Ma l’arte del meno peggio, anche in questo caso, non ha molto a che fare con il riformismo. Anche perché non possiamo far finta che «gli altri» non esistano. La politica estera viene, infatti, prima di ogni altra cosa. Se si sbagliano la politica economica o la politica interna si rischiano, certo, il conflitto sociale, la disoccupazione (e la miseria); si rischiano anche l’instabilità, la corruzione e perfino la tirannia, ma se si sbaglia la politica estera si rischia di compromettere un bene supremo come la pace; un paese rischia addirittura di scomparire (e gli esempi sono parecchi) o di essere «declassato», con serie conseguenze sulla sua economia, sulla sua politica interna ed anche sul mantenimento dei suoi valori.

La politica estera viene prima di ogni altra cosa

Niente di nuovo, a dire il vero. Non è passato molto tempo da che nascere dalla parte sbagliata della Cortina di ferro, nell’Europa orientale sotto il controllo di Mosca, era una sventura. Inoltre, non è un mistero per nessuno che al Pci fosse interdetta la partecipazione al governo a causa dello stretto legame con l’Unione Sovietica; e sebbene il Partito socialista governasse in molti comuni e regioni con il Partito comunista, non si è mai sognato di farlo a livello nazionale.

Del resto, il primo governo Prodi cadde alla vigilia della partecipazione italiana alle operazioni militari della Nato contro la Serbia (per il ritiro dell’appoggio esterno deciso da Rifondazione Comunista); e le cose non cambiarono con il secondo governo Prodi: il 21 febbraio 2007 la risoluzione dell’Unione in appoggio alla politica estera del governo non raggiunse il quorum per la defezione di due senatori della sinistra radicale (il nodo era quello sul mantenimento delle truppe italiane in Afghanistan).

Il sistema internazionale? Irriconoscibile

I riformisti, quelli che vorrebbero cambiare le cose, non possono perciò infischiarsene della politica estera,  in primo luogo perché il mondo è cambiato.
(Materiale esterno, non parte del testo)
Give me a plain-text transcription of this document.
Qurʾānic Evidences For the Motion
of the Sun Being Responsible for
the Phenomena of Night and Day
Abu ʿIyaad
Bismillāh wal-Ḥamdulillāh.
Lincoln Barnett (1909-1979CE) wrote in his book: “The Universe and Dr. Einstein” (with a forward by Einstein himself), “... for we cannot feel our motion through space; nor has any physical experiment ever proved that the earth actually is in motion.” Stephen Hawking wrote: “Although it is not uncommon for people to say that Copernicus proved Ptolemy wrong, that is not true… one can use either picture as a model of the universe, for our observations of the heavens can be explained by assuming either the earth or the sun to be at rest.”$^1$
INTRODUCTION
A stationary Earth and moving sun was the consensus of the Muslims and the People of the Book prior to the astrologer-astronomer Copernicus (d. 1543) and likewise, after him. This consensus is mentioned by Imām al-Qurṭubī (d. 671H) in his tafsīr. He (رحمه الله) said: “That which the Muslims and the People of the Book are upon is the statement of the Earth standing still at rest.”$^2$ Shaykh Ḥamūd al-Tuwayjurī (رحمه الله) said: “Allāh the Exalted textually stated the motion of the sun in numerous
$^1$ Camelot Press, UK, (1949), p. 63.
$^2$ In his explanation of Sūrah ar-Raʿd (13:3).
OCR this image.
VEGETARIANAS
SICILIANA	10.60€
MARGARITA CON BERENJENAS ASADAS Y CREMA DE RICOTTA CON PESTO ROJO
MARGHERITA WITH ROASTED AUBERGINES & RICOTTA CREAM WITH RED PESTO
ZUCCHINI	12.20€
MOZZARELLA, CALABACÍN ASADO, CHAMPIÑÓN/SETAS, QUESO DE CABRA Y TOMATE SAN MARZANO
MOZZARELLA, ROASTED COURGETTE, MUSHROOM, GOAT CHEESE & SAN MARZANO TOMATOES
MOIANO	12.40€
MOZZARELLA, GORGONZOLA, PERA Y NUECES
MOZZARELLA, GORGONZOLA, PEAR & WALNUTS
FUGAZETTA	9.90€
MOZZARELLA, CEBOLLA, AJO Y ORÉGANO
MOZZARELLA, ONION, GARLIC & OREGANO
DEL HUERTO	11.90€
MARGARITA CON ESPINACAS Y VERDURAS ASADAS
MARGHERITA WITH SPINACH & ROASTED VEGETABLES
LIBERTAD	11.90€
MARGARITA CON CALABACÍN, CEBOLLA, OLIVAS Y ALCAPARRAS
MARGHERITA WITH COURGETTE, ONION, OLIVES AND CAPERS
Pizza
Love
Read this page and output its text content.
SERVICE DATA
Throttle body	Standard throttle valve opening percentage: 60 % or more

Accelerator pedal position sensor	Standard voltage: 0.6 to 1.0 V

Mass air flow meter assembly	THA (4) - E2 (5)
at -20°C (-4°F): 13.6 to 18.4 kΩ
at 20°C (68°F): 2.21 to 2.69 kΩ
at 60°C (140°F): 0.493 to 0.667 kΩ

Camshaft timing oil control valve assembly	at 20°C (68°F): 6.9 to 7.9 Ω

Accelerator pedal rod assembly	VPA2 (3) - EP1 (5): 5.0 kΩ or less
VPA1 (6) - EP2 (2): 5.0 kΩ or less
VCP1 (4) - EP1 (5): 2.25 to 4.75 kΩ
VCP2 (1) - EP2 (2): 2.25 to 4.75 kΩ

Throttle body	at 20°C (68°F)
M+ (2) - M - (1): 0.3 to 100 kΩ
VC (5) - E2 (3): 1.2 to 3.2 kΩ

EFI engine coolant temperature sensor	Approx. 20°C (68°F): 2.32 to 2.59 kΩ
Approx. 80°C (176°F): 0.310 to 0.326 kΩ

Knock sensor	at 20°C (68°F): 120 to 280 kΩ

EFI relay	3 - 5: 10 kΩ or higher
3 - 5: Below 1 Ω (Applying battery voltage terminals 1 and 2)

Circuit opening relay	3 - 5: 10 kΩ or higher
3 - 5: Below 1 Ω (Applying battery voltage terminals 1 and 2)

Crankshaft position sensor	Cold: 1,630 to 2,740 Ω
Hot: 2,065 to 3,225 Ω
Oggi il sistema internazionale – com’è stato costruito dopo la seconda guerra mondiale – è irriconoscibile. Le cause? L’ascesa delle potenze emergenti (la Cina, l’India, ecc.), la globalizzazione dell’economia, il trasferimento, storicamente senza precedenti, di ricchezza relativa e di potere dall’Ovest all’Est del mondo (quello che Fareed Zakaria ha chiamato “The rise of the rest”) e l’influenza crescente dei nonstate actors (mondo degli affari, tribù, organizzazioni religiose e perfino network criminali).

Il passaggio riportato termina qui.